The William and Judith Bollinger Gallery, part of the Victoria and Albert Museum re-opened on April 11, and it included this gorgeous tiara!
To @V_and_A for a look at Queen Victoria’s sparkling sapphire and diamond coronet, designed for her by Prince Albert in 1840, the year of their marriage.
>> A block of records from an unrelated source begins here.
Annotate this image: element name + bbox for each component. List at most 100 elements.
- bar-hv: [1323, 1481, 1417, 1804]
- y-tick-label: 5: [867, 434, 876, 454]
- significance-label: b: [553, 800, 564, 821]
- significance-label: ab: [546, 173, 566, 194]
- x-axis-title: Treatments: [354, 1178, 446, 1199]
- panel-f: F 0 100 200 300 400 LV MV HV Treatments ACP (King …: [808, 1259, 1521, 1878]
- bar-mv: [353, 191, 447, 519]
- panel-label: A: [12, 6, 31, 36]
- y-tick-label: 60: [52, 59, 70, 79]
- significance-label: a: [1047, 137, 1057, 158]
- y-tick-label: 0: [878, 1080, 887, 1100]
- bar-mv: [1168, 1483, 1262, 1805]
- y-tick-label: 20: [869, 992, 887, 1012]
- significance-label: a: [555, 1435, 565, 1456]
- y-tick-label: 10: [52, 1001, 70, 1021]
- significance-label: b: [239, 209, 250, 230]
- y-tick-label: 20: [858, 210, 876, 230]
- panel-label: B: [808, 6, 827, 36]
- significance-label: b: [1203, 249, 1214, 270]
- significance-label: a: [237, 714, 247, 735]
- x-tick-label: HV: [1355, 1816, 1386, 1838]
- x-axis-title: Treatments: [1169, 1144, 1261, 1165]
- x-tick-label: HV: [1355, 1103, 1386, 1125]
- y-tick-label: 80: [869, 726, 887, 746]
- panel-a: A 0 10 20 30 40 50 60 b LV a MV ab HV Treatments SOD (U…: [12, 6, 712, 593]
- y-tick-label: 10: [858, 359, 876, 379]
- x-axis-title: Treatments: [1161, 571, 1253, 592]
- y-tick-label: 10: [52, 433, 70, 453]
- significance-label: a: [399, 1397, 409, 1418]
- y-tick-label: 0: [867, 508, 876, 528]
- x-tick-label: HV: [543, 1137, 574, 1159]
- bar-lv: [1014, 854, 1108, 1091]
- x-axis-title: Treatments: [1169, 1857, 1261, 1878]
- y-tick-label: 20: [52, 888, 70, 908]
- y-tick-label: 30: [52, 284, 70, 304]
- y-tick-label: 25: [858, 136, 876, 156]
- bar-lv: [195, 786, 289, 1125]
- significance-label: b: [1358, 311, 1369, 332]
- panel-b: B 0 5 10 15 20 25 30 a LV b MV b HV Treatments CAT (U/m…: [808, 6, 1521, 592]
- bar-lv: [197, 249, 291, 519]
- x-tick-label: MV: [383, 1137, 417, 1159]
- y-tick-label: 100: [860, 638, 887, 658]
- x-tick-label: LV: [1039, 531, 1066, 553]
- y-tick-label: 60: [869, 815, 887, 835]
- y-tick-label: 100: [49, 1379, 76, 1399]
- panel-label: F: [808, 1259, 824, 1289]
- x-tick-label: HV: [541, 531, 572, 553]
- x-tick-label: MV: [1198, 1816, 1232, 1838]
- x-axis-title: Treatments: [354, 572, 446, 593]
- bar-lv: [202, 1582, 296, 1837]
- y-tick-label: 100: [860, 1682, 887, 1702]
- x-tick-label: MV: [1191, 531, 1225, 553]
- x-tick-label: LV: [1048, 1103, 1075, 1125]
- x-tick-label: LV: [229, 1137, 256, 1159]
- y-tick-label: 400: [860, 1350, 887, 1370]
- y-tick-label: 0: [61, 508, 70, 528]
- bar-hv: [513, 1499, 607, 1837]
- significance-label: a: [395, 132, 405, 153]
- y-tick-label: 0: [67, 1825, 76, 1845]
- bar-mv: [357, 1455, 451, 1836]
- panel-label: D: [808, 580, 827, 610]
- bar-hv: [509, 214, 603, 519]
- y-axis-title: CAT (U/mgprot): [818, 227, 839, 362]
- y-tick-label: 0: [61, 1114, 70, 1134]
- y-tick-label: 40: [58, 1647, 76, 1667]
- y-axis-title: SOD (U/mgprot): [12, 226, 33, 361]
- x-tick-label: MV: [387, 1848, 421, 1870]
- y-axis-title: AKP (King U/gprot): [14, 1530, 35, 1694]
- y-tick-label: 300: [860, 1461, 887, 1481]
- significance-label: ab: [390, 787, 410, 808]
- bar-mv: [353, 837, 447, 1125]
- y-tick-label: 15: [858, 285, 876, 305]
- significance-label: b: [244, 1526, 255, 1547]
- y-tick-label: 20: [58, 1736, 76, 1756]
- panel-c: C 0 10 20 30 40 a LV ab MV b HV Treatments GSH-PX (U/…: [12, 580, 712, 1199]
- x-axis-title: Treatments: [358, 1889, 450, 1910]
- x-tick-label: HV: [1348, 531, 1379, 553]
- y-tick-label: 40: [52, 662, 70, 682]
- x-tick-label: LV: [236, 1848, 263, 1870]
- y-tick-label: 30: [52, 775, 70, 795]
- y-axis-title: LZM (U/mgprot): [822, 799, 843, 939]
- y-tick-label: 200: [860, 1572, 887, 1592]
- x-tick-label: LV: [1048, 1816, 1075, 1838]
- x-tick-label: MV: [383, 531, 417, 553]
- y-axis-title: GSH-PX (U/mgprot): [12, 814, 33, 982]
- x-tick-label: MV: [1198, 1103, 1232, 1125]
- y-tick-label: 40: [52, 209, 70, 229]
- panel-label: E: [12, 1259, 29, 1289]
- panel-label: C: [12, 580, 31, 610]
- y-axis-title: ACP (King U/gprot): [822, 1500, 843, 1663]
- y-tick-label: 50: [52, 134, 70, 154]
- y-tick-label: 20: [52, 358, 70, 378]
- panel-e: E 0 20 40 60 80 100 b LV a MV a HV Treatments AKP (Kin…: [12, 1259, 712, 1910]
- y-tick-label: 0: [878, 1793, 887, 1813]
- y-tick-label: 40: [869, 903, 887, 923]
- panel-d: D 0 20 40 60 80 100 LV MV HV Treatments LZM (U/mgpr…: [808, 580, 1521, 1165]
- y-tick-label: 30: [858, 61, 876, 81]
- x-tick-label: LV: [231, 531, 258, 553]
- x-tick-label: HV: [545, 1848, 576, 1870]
It is the centrepiece of the refurbished William and Judith Bollinger Gallery, which reopens tomorrow. #vamjewellery pic.twitter.com/s4l75GibMv
— Majesty/Joe Little (@MajestyMagazine) April 10, 2019
The Sapphire Coronet, which was designed by Prince Albert for Queen Victoria, was commissioned (most likely) from Joseph Kitching in 1842. This is one of the few tiaras that Queen Victoria still wore during her long widowhood.
Both Queen Alexandra and Queen Mary seemed to pass over this small tiara for larger sparklers from the vault, and in 1922 Queen Mary presented this tiara, along with a matching parure, to her only daughter, Princess Mary upon her marriage to Henry, Viscount Lascelles.
The tiara then wound it’s way through the Harewood family, worn by both Patricia, Countess of Harewood (Mary’s daughter in law) and Andrea Lascelles (granddaughter in law).
The path after that seems a bit murkier, see Order of Splendor’s post on the tiara, but it eventually ended up with the V&A.
This one has always been a favorite of mine; hello…sapphires!!! What do you guys think? A worthy addition to the V&A?